O Ministério da Justiça e Segurança Pública expõe dados sobre dependência de álcool e impactos na saúde e no trânsito. Esses dados confirmam que 63,6% dos brasileiros já consumiram álcool, mais de 44% beberam no último ano, 31,6% beberam no mês passado e a média de consumo semanal por pessa é de 5,3 doses.
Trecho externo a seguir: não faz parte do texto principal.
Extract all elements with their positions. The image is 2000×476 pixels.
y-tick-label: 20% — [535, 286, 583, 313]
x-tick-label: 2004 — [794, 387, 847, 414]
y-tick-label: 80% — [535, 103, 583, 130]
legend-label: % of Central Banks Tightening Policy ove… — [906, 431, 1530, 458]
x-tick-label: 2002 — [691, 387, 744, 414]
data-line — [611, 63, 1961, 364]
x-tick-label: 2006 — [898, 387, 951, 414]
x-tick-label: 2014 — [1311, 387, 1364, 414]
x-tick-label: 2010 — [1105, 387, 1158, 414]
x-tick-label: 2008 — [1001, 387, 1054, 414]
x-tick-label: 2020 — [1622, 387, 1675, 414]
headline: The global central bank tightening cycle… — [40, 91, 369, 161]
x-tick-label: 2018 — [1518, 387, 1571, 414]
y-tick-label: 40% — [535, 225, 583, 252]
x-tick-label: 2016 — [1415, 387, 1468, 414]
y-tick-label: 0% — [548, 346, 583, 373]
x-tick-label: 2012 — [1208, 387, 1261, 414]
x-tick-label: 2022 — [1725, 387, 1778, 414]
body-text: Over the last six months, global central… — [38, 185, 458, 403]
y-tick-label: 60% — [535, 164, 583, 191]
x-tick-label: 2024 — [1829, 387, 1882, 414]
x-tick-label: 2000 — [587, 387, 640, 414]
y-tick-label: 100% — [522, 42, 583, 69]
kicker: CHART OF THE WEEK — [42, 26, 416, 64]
O início é precoce, pois começa entre os 14 e os 17 anos, sendo que 56% dos jovens começaram a beber álcool antes da maioridade.
Embora dados estaduais específicos sobre jovens de Belém ainda sejam escassos, as tendências nacionais mostram que a faixa etária de 18 a 34 anos é uma das mais propensas a consumo frequente e pesado no Brasil, cenário que deveria saltar aos olhos de pais, escolas e autoridades.
Esse padrão preocupa, pois o cérebro em formação é mais vulnerável aos efeitos neuroquímicos do álcool, aumentando o risco de dependência ao longo da vida e de prejuízos cognitivos que podem repercutir sobre desempenho escolar, relações sociais e escolhas de estilo de vida.
Onde buscar ajuda
Em Belém, quem enfrenta problemas relacionados ao uso nocivo de álcool tem à disposição serviços públicos e comunitários, incluindo o Centro de Atenção Psicossocial – Álcool e outras Drogas (CAPS AD), um serviço público do Sistema Único de Saúde para atendimento a adolescentes a partir de 13 anos e adultos com necessidades decorrentes do uso de álcool e outras drogas.
Há também o CAPS Marajoara (Caps AD III), uma unidade em funcionamento 24h, que recebe pacientes com sofrimento intenso por dependência e realiza triagem, acompanhamento clínico e terapêutico. Sem esquecer dos grupos de ajuda mútua como Alcoólicos Anônimos (AA), que oferecem encontros de apoio à sobriedade e à recuperação. Organizações locais como a Associação Beneficente de Capelania Social (ABECAS), que atuam no acolhimento de moradores em situação de vulnerabilidade e dependência, também ajudam os dependentes.
O cenário atual, confirmado pelas pesquisas e estudos, exige mais políticas públicas articuladas de prevenção, educação e tratamento precoce. Reduzir os impactos do uso nocivo de álcool envolve campanhas de conscientização, restrição à publicidade direcionada a jovens, ampliação de serviços de atenção psicossocial e suporte comunitário efetivo, e o estímulo deve partir não apenas da sociedade, mas da Prefeitura de Belém, por exemplo.
Sem ação integrada, o consumo de álcool corre o risco de se consolidar como um problema de saúde pública negligenciado, com custo humano e social que Belém não pode mais ignorar.